Doctor pushes screenings to combat postpartum depression
A call is being made for obstetricians to conduct proper screenings for expectant mothers in order to mitigate against the effects of postpartum depression (PPD).
Dr Leslie Meade, obstetrician/ gynaecologist, was among a group of professionals and mothers interviewed recently by The Gleaner on the issue of PPD.
Meade defined PPD as the period when a mother develops a series of psychological problems after giving birth. He noted that it is a fairly common issue among women, but it is not often spoken about openly.
"It (PPD) is really one part of a course of diseases, so you can have postpartum blues, postpartum depression, or postpartum psychosis. Almost every mother may have some level of postpartum blues; depression tends to occur in about 15 per cent of mothers; while less than one per cent might have postpartum psychosis. It's fairly common," Meade told The Gleaner.
"We do see those mothers who will have tendencies to harm their children, but we tend to see it with those who have the psychosis. You can have, in some level of depression, especially for those mothers who had depressive symptoms before or bipolar disorders, real problems developing during and after pregnancy," he said.
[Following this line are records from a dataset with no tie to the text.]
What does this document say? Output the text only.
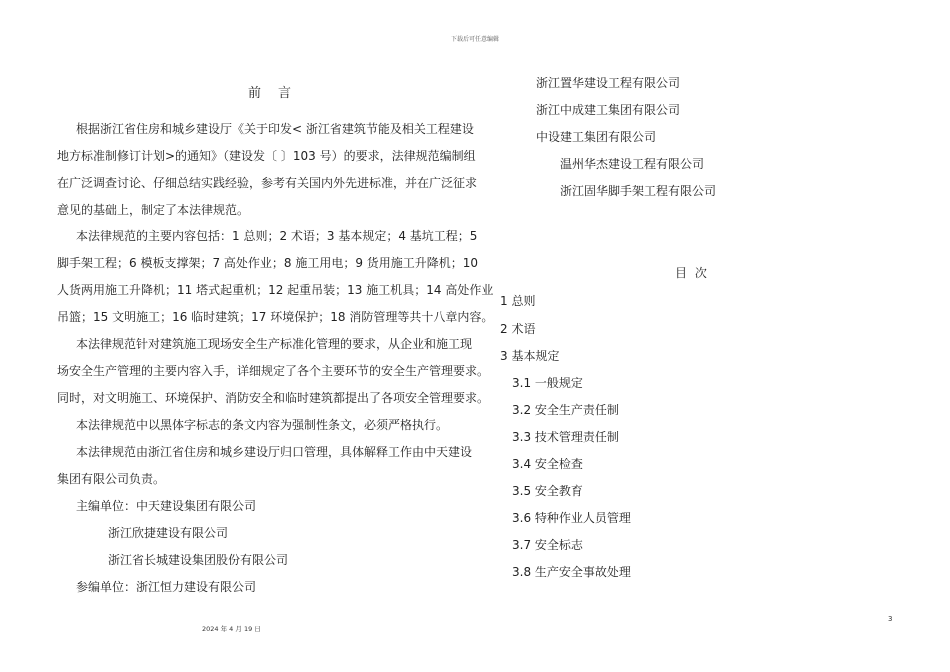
下载后可任意编辑
前　言
根据浙江省住房和城乡建设厅《关于印发< 浙江省建筑节能及相关工程建设
地方标准制修订计划>的通知》（建设发〔 〕103 号）的要求，法律规范编制组
在广泛调查讨论、仔细总结实践经验，参考有关国内外先进标准，并在广泛征求
意见的基础上，制定了本法律规范。
本法律规范的主要内容包括：1 总则；2 术语；3 基本规定；4 基坑工程；5
脚手架工程；6 模板支撑架；7 高处作业；8 施工用电；9 货用施工升降机；10
人货两用施工升降机；11 塔式起重机；12 起重吊装；13 施工机具；14 高处作业
吊篮；15 文明施工；16 临时建筑；17 环境保护；18 消防管理等共十八章内容。
本法律规范针对建筑施工现场安全生产标准化管理的要求，从企业和施工现
场安全生产管理的主要内容入手，详细规定了各个主要环节的安全生产管理要求。
同时，对文明施工、环境保护、消防安全和临时建筑都提出了各项安全管理要求。
本法律规范中以黑体字标志的条文内容为强制性条文，必须严格执行。
本法律规范由浙江省住房和城乡建设厅归口管理，具体解释工作由中天建设
集团有限公司负责。
主编单位：中天建设集团有限公司
浙江欣捷建设有限公司
浙江省长城建设集团股份有限公司
参编单位：浙江恒力建设有限公司
浙江置华建设工程有限公司
浙江中成建工集团有限公司
中设建工集团有限公司
温州华杰建设工程有限公司
浙江固华脚手架工程有限公司
目 次
1 总则
2 术语
3 基本规定
3.1 一般规定
3.2 安全生产责任制
3.3 技术管理责任制
3.4 安全检查
3.5 安全教育
3.6 特种作业人员管理
3.7 安全标志
3.8 生产安全事故处理
2024 年 4 月 19 日
3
He said that the ideal solution is for mothers to be treated whether by psychotherapy, medication, or a combination of both. Meade also said that sleep deprivation is a big factor that contributes to the psychological problem.
"One of the things that is important for all obstetricians to do is to be vigilant and screen their mothers. Take a proper history so you know whether or not they have had any history of depression or psychosis. Those persons are the ones at greatest risk for developing postpartum depression. We find that those who have family support or spousal support or general social support tend to do better. So that is important."
Asked about cases he has come across over the years, he said, "I have only had one occasion where a father called me. He was very concerned because he recognised that the mother was very agitated even with the baby, and he called me to intervene.
"Some years ago also, I had another patient who was having difficulty coping. In fact, she had reached to the stage of psychosis, where she was hearing voices and started to have hallucinations. She was feeling things crawling and seeing things. Luckily, at the time, I was at the university hospital, so we had all the disciplines available at one spot, and so we were able to call them in and it was resolved."